Classifying customer feedback into distinct emotion categories is essential for understanding sentiment and improving customer experience. In this paper, we classify customer feedback in Spanish into three emotion categories--positive, neutral, and negative--using advanced NLP and ML techniques. Traditional methods translate feedback from widely spoken languages to less common ones, resulting in a loss of semantic integrity and contextual nuances inherent to the original language. To address this limitation, we propose a hybrid approach that combines TF-IDF with BERT embeddings, effectively transforming Spanish text into rich numerical representations that preserve the semantic depth of the original language by using a Custom Stacking Ensemble (CSE) approach. To evaluate emotion classification, we utilize a range of models, including Logistic Regression, KNN, Bagging classifier with LGBM, and AdaBoost.
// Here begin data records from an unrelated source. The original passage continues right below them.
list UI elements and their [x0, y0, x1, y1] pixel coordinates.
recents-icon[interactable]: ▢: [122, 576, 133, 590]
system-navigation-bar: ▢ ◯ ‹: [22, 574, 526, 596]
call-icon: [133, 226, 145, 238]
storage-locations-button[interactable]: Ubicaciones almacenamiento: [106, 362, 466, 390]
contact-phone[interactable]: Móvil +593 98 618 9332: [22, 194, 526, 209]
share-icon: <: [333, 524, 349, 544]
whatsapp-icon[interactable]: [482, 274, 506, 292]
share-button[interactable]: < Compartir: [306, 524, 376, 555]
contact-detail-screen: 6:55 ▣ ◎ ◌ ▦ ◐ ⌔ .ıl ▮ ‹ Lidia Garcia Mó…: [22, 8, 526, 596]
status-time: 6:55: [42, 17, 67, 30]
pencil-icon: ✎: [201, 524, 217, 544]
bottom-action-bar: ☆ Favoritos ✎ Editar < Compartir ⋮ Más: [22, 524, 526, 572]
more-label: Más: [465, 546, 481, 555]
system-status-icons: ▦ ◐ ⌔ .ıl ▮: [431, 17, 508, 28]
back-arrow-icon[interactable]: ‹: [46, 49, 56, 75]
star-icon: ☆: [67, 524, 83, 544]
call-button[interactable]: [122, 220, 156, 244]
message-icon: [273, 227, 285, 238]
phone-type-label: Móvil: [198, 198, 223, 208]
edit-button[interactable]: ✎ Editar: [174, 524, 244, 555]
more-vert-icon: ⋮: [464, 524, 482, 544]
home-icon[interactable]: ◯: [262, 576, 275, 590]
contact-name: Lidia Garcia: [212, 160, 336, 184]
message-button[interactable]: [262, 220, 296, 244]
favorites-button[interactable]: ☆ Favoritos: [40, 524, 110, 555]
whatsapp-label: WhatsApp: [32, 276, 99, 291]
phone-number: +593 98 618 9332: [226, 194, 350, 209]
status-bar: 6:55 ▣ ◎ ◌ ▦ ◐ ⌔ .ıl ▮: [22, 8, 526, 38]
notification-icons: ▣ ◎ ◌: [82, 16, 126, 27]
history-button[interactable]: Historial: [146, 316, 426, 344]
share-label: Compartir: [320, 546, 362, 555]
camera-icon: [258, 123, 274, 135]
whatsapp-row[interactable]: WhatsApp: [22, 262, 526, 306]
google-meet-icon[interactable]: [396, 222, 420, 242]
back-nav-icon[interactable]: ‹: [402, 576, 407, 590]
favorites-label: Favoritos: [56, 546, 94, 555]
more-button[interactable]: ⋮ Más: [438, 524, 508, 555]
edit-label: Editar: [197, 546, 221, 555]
The CSE model combines these classifiers as base models and uses a one-vs-all Logistic Regression as the meta-model. Our experimental results demonstrate that CSE significantly outperforms the individual and BERT model, achieving a test accuracy of 93.3% on the native Spanish dataset--higher than the accuracy obtained from the translated version. These findings underscore the challenges of emotion classification in Spanish and highlight the advantages of combining vectorization techniques like TF-IDF with BERT for improved accuracy. Our results provide valuable insights for businesses seeking to leverage emotion classification to enhance customer feedback analysis and service improvements.